In October my road trip research fell to just 3% of my over all reviewing. In the early months of 2016 I purchased and downloaded a bunch of books. They will be part of my personal collection reading as they are here now. However, the reading to weed project will have to take precedence.

The Canadian Book Challenge will remain an important reading prompt for me. We're almost halfway through the tenth annual challenge. I've actually already technically finished having read more than thirteen books. As all of this personal and familiar upheaval is directly related to Canada, reading about Canada will become all the more important. I suspect more of my Canadian reading will be nonfiction instead of my usual YA and middle grade fiction.

Inclusive reading will of course still be on my radar. Among the books in my personal collection I have a sizable number that I need to read. For future inclusive reading, again I suspect much of it will be in ebook form until things settle down. Eventually I'll return to my library habit but it may very well be at a different library in a different country.

For the last bunch of years I've set my reading goal at 300. I honestly don't know how 2017 will stack up for time to read. There are just too many unknowns right now. With insufficient data, I'm leaving the goal at 300. If it looks like I won't make that goal after a better understanding of the situation mid year, I'll revise my number downwards.

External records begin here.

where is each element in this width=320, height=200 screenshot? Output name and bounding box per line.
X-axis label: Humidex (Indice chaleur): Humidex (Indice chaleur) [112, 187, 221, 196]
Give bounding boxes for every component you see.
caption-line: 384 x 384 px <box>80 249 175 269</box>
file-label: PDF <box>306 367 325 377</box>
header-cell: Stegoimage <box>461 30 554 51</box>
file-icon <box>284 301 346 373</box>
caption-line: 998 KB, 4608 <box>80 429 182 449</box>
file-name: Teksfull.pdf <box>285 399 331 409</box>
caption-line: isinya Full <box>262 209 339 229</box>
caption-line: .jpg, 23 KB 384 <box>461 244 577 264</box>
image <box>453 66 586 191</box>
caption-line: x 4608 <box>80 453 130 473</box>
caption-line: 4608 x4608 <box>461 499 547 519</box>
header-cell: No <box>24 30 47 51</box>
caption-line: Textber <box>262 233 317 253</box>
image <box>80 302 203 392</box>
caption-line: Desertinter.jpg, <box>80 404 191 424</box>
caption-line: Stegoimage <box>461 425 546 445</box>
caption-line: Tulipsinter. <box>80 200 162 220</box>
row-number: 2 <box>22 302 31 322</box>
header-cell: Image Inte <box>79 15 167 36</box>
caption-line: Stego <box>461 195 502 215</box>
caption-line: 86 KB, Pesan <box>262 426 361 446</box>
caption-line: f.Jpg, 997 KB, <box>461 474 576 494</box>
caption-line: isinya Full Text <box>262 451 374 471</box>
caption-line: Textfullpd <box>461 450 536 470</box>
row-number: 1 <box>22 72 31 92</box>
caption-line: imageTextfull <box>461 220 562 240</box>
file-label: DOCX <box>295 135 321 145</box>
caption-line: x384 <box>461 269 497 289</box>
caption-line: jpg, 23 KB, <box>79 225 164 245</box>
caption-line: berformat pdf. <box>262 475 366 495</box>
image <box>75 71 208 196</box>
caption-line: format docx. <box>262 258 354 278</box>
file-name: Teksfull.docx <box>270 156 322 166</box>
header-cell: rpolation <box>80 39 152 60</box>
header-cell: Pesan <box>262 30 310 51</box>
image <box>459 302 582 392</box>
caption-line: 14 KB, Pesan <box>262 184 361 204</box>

While not a reading goal, per se, you might be wondering about the book blog and my Tumblr sites. I have no plans to discontinue blogging. 2017 will mark the twentieth anniversary of my main website. Mind you it's only been a blog for last thirteen years, and a book blog since 2006. If for some reason my current ISP has a problem with me becoming an international customer (if that happens), then I will move to a new ISP. The address might change but the content will all be there.